According to official figures 99.07% of eligible voters had turned out, out of which 92.4% had voted in favor of the draft.
The NDAA-ESS, based in Mongla, 87km northeast of Kengtung on the Sino-Burma border, had set up 3 polling stations in areas under its sway: at Mongla, Saleu and Nampan. “None of our members went to vote,” he said, “and only people who live near the polling stations turned up. And most of them, to my knowledge, just put crosses (standing for disapproval) in their ballot papers.”
A commander of one of the 4 brigades of Shan State Army (SSA) North, who wishes to remain anonymous, agreed. “The authorities did not set up a polling station for Namlap tract (Tangyan township, Lashio district, northern Shan State),” he wrote to SHAN yesterday. “Instead , the headman of Namlap tract was summoned to put 500 ticks for 500 voters in the ballot papers.”
He quoted a principal of a middle school who was appointed as a polling station official as saying, “We (referendum officials) had been threatened with a jail sentence plus fine, in the event that there are more crosses than ticks.”
He was “dead sure” that the draft charter would have been defeated if the referendum had strictly followed the rules of the civilized world. “There is not a single ceasefire group that has agreed to surrender their arms”, he said. “All the opposition politicians, both inside and outside prisons, and the Buddhist Sangha, both at home and abroad, are also against it.

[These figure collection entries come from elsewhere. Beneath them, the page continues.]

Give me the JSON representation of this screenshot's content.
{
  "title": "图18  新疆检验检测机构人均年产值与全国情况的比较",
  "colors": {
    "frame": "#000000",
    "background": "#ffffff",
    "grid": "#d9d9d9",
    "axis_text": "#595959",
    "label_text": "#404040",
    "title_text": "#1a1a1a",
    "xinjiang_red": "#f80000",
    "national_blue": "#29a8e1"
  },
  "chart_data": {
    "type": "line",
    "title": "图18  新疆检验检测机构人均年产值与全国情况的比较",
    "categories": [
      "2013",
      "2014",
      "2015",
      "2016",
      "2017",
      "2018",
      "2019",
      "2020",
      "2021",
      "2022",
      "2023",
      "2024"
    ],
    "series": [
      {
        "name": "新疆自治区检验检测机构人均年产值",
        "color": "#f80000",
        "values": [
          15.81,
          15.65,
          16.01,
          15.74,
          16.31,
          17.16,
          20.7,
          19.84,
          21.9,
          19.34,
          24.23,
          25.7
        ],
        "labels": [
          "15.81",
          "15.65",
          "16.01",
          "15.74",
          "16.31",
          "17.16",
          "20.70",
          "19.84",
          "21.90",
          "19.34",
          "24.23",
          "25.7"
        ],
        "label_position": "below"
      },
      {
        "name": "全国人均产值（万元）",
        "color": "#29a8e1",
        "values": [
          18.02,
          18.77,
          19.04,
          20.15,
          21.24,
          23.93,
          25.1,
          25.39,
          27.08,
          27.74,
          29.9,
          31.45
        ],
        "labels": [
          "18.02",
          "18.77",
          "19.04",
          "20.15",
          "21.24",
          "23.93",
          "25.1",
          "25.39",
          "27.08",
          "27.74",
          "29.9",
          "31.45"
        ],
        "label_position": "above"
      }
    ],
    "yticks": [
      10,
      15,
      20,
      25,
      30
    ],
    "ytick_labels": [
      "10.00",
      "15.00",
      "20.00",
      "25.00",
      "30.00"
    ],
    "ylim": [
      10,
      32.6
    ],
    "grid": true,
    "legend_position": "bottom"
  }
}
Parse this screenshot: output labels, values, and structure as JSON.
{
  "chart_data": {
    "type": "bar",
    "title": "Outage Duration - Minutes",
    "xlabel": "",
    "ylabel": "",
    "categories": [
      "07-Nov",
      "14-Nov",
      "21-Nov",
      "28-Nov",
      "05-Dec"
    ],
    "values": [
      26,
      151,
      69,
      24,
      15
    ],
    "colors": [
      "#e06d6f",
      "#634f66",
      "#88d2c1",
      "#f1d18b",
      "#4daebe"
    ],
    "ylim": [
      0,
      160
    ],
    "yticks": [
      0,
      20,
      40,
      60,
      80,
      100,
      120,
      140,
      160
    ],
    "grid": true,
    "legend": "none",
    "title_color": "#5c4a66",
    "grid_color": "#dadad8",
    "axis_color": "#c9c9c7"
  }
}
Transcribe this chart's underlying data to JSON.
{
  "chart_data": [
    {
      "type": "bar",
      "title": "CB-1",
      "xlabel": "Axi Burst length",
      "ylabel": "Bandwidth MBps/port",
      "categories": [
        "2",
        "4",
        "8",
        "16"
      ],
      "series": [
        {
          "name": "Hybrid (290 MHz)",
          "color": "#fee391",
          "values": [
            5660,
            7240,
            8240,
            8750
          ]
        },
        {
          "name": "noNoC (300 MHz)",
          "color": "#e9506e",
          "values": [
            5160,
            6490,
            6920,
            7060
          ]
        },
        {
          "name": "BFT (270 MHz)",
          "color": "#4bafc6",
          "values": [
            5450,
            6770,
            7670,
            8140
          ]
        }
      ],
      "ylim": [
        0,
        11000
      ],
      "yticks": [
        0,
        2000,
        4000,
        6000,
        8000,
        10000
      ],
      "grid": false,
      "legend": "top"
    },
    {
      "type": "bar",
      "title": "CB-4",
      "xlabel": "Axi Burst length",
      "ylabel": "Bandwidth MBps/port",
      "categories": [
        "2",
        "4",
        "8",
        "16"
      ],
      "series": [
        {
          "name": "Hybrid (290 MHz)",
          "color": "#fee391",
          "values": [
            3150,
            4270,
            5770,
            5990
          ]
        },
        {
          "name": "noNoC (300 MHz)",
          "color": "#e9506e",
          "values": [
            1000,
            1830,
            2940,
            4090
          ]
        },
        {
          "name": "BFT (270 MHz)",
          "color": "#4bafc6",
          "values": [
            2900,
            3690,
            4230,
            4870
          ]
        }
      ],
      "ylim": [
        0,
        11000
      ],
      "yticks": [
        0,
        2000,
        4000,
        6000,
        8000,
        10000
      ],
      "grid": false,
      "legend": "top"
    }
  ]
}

They will continue to be a fishbone in the throat (Shan expression meaning a barrier in the way) against the regime.”
Neither group however has issued any official statement to bolster the two officer’s views.
The draft charter’s Article 338 stipulates that all armed organizations must come under the command of the Tatmadaw (Armed Forces).
There are 13 major ceasefire groups in Burma with a combined strength of 42,000, according to a study made by the Ethnic Nationalities Council (ENC).